Bodhgaya is the place where the Buddha attained enlightenment (Nirvana) some 2,500 years ago. Located in the state of Bihar in India, it's home to the Mahabodhi Temple and the holy Bodhi tree. "This is the Mecca, the Jerusalem, of Buddhist pilgrimages," says Ward. "It's the place of Buddha's enlightenment --most important event in the life of the Buddha, and for Buddhists, the most important event of all time," adds Ward, who recounts his own Bodhgaya experience in the book Arousing the Goddess: Sex and Love in the Buddhist Ruins of India.
Legend goes that the Mahabodhi Temple was built byEmperor Ashoka more than 250 years after the Buddha was there. Abandoned and forgotten for years, it was eventually restored in the late 19th century by Sir Alexander Cunningham, as part of his work for the British Archaeological Society.
The temple itself is a 150-foot-high pyramidal tower made of bricks and surrounded by four smaller towers that mimic the central one. Inside the temple, an eighteen-foot golden Buddha sits in meditation.
A marble walkway surrounds the pyramid. While the walk offers incredible views of the carvings on the temple's walls, the walkway's primary purpose is circumambulation. "Circumambulation is the Tibetan Buddhist ritual of walking around a monastery, stupa or other sacred site," says Ward. "The rite is usually performed while chanting a mantra (usually Om Mani Padme Hum, the prayer for universal peace and enlightenment). Many Tibetan sacred sites are lined with hundreds of prayer wheels on the outer walls, so that as the pilgrims circumambulate, they give each one a spin in turn. The wheels are cylinders packed with prayer scrolls, and turning the wheel is the equivalent of praying all the mantras inside of it. For Tibetan Buddhists, spinning or walking around something sacred is a kind of spiritual dynamo --just as a spinning an electric dynamo generates electric energy, so circling a sacred site generates spiritual energy-- energy that brings peace and enlightenment to all beings."
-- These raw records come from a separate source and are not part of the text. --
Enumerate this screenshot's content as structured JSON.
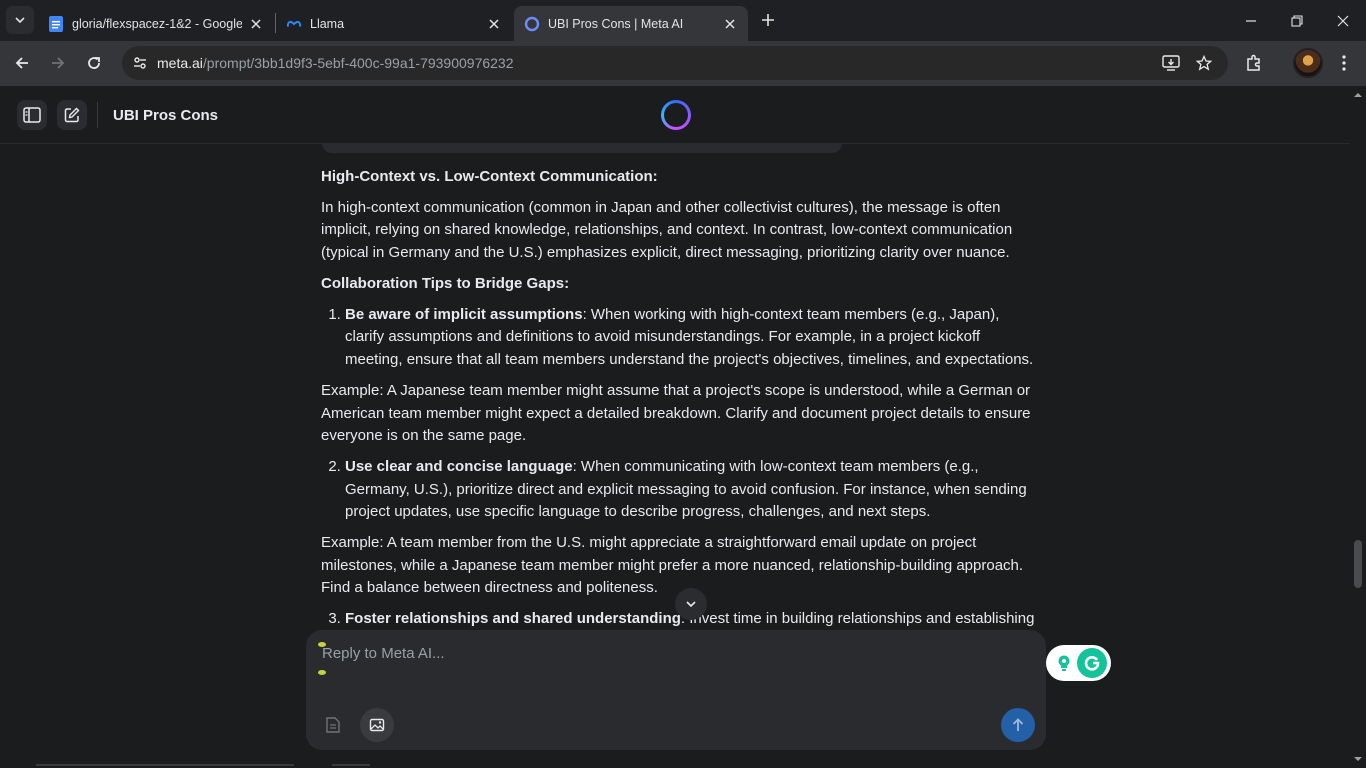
{
  "browser": {
    "tabs": [
      {
        "title": "gloria/flexspacez-1&2 - Google",
        "favicon": "google-docs-icon"
      },
      {
        "title": "Llama",
        "favicon": "meta-icon"
      },
      {
        "title": "UBI Pros Cons | Meta AI",
        "favicon": "meta-ai-icon",
        "active": true
      }
    ],
    "url_host": "meta.ai",
    "url_path": "/prompt/3bb1d9f3-5ebf-400c-99a1-793900976232"
  },
  "header": {
    "chat_title": "UBI Pros Cons"
  },
  "content": {
    "h1": "High-Context vs. Low-Context Communication:",
    "p1": "In high-context communication (common in Japan and other collectivist cultures), the message is often implicit, relying on shared knowledge, relationships, and context. In contrast, low-context communication (typical in Germany and the U.S.) emphasizes explicit, direct messaging, prioritizing clarity over nuance.",
    "h2": "Collaboration Tips to Bridge Gaps:",
    "tip1_bold": "Be aware of implicit assumptions",
    "tip1_text": ": When working with high-context team members (e.g., Japan), clarify assumptions and definitions to avoid misunderstandings. For example, in a project kickoff meeting, ensure that all team members understand the project's objectives, timelines, and expectations.",
    "ex1": "Example: A Japanese team member might assume that a project's scope is understood, while a German or American team member might expect a detailed breakdown. Clarify and document project details to ensure everyone is on the same page.",
    "tip2_bold": "Use clear and concise language",
    "tip2_text": ": When communicating with low-context team members (e.g., Germany, U.S.), prioritize direct and explicit messaging to avoid confusion. For instance, when sending project updates, use specific language to describe progress, challenges, and next steps.",
    "ex2": "Example: A team member from the U.S. might appreciate a straightforward email update on project milestones, while a Japanese team member might prefer a more nuanced, relationship-building approach. Find a balance between directness and politeness.",
    "tip3_bold": "Foster relationships and shared understanding",
    "tip3_text": ": Invest time in building relationships and establishing a"
  },
  "composer": {
    "placeholder": "Reply to Meta AI..."
  },
  "colors": {
    "page_bg": "#1b1c1e",
    "composer_bg": "#2a2b2e",
    "send_button": "#2460a8",
    "grammarly": "#15c39a"
  }
}
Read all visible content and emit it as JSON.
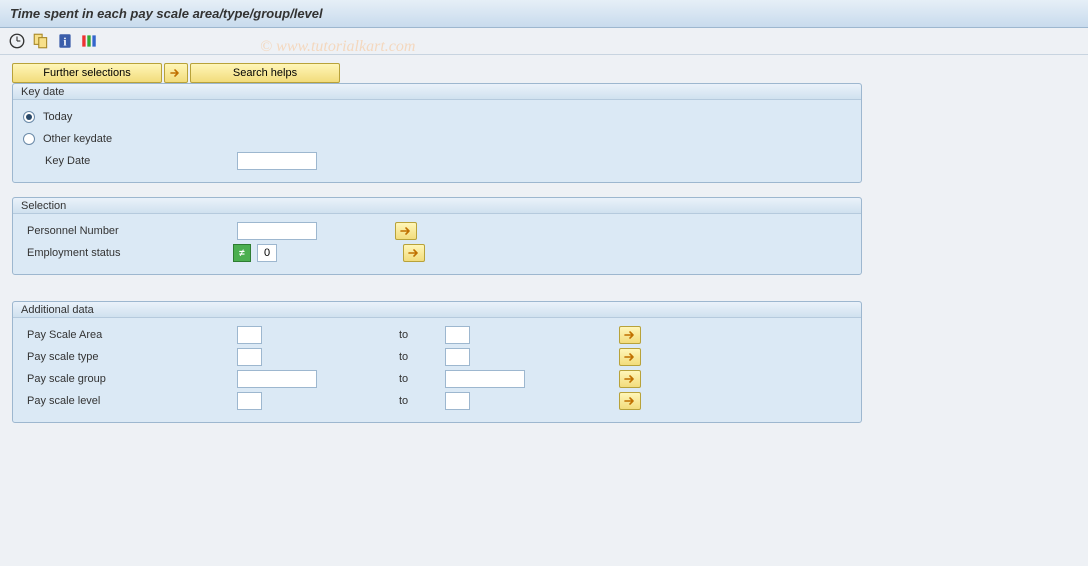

One of the world's oldest religions started at the feet of the Bodhi Tree (literally, enlightenment tree), at the rear of the temple. Prince Siddhartha Gautama sat in the shade of the original pipal tree and attained Nirvana after three days and three nights of deep meditation. Although the original tree is long gone, the one standing in its place today it's a direct offspring. Among visitors, it's common practice to tie scarves to the Bodhi Tree while burning incense around it.
"At the front entrance of the temple, Tibetan pilgrims chant prayers and perform various rituals all day long (typically the 100,000 Grand Prostrations)," says Ward. "In the surrounding area there are monasteries from virtually every Buddhist sect on earth --an incredible global village of Buddhist traditions."